Toda Venus terrestre nace como la primera del cielo. Un misterioso parto desde el infinito "ponto".
Friedrich Schiller
Era el ocaso de un día más. Un día no suponía nada en lo intemporal. Aquel acontecer de cielos y agua y costas no había sido medido jamás por los dioses. Su estructura no estaba predestinada, como todo lo que responde al capricho del azar y del pulso entre fuerzas complementarias cuando no adversas. Nadie esperaba que en medio de aquel piélago desconocido y bravío se produjera una revelación.
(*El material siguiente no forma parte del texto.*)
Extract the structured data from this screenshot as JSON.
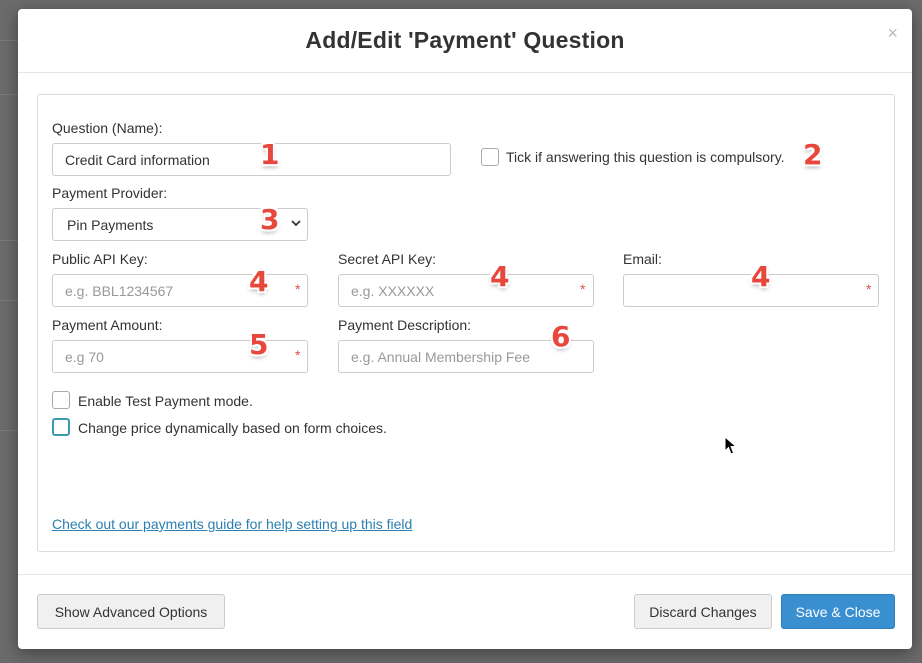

Por qué fue elegida la caída avanzada de la tarde para aquel surgimiento insospechado es un misterio. Acaso porque todo el empuje aparente y toda la pujanza visible cede a la oscuridad, aunque ésta retome más tarde el testigo de un relevo furibundo. Los demiurgos no saben explicar todos los efectos que desencadenan con sus actitudes. Los vientos se detuvieron en un momento imprevisto y el oleaje se tornó calmo. Sin la fuerza del sol, disolviéndose éste ya en el poniente, el océano parecía encogerse. Sus profundidades mermaron y la irregular superficie, de ordinario encrespada y corrosiva, se trocó espumosa y dúctil. Tal vez el tiempo se paralizó o fue una advertencia. Pero ante los ojos vidriosos y ya casi resignados del náufrago, la Anadiómena emergió desde el fondo. Ese abismo inescrutable donde se pierden todos los náufragos. Pero ella se mostró. Extendiendo sus brazos como si dimensionara el universo. Alzando su busto pletórico. Desparramando sus cabellos húmedos. Anadiómena le miró fijamente, siguió exultante su ascenso y alargó una de sus manos hacia el zozobrante humano salpicándole con el bálago de la corteza marina. ¿Fue al rescate de su efímera condición?